Title :
Optimized very fast decision tree with balanced classification accuracy and compact tree size
Author :
Yang, Hang ; Fong, Simon
Author_Institution :
Fac. of Sci. & Technol., Univ. of Macau, Macau, China
Abstract :
Very Fast Decision Tree (VFDT) in data stream mining has been widely studied for more than a decade. VFDT in essence can mine over a portion of an unbounded data stream at a time, and the structure of the decision tree gets updated whenever new data feed in; hence it can predict better upon the input of fresh data. Inherent from traditional decision trees that use information gains for tree induction, VFDT may suffer the same over-fitting problem where noise in the training data leads to excessive tree branches therefore decline in prediction accuracy. This problem is aggravated in stream mining because limited run-time memory (for storing the whole decision tree) and reasonable accuracy are often the criteria for implementing VFDT. Post-pruning that was a popular technique used in traditional decision tree to keep the tree size in check, however may not be applicable for VFDT in situ. In this paper a new model that extends from VFDT called Optimized VFDT is proposed, for controlling the tree size while sustaining good prediction accuracy. This is enabled by using an adaptive threshold tie and incremental pruning in tree induction.
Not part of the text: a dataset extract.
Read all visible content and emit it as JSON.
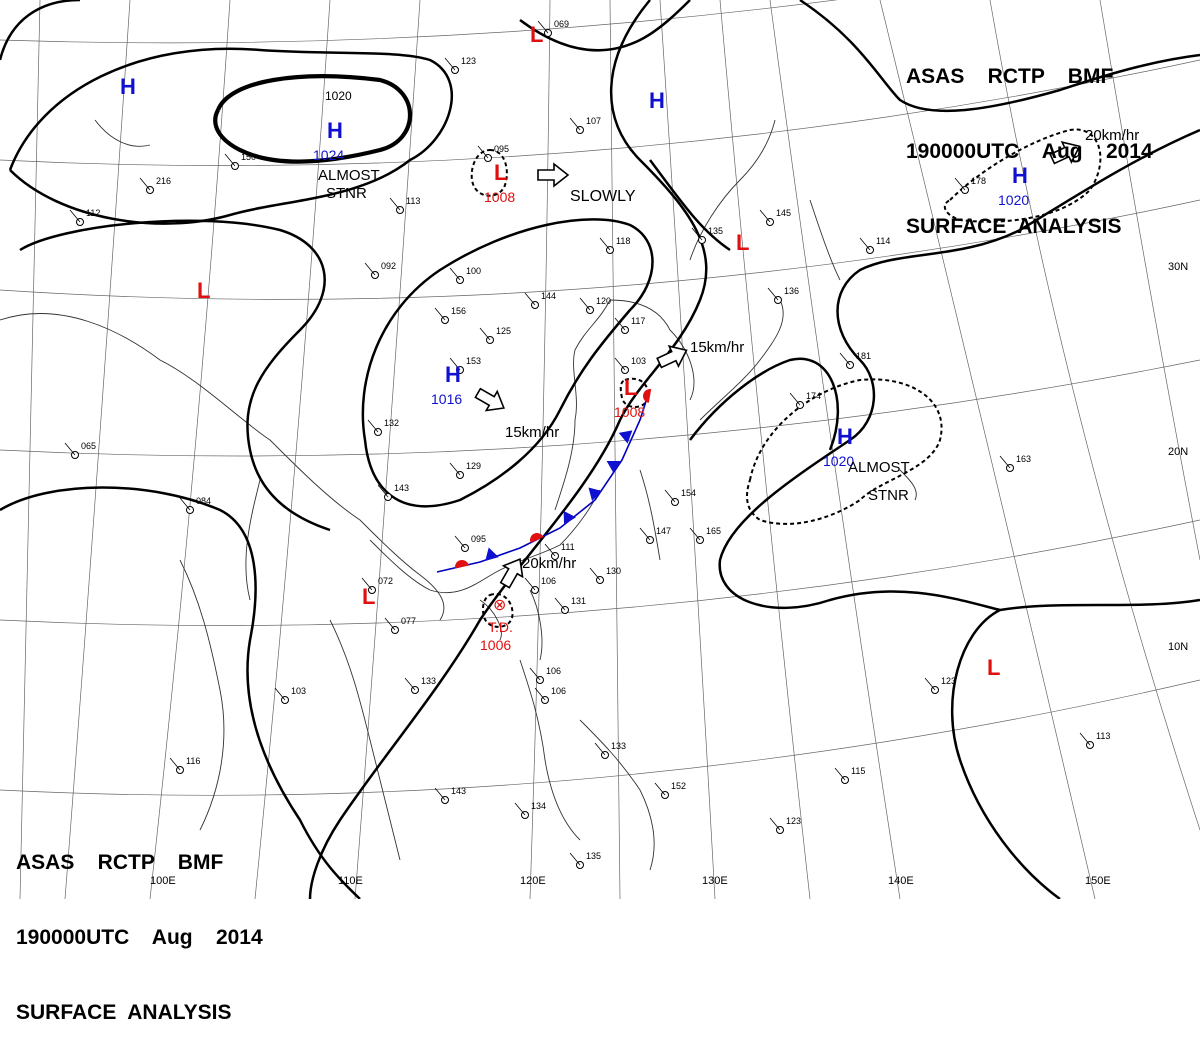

Experimental results show that an optimal ratio of tree size and accuracy can be achieved by OVFDT.
Keywords :
data mining; decision trees; pattern classification; classification accuracy; data stream mining; incremental pruning; information gain; optimized VFDT model; post-pruning technique; tree induction; very fast decision tree; Accuracy; Data mining; Decision trees; Estimation; Measurement; Noise; Optimization; Incremental Optimization; OVFDT; Stream Mining; Tree Pruning; Very Fast Decision Tree;
Conference_Titel :
Data Mining and Intelligent Information Technology Applications (ICMiA), 2011 3rd International Conference on
Conference_Location :
Macao
Print_ISBN :
978-1-4673-0231-9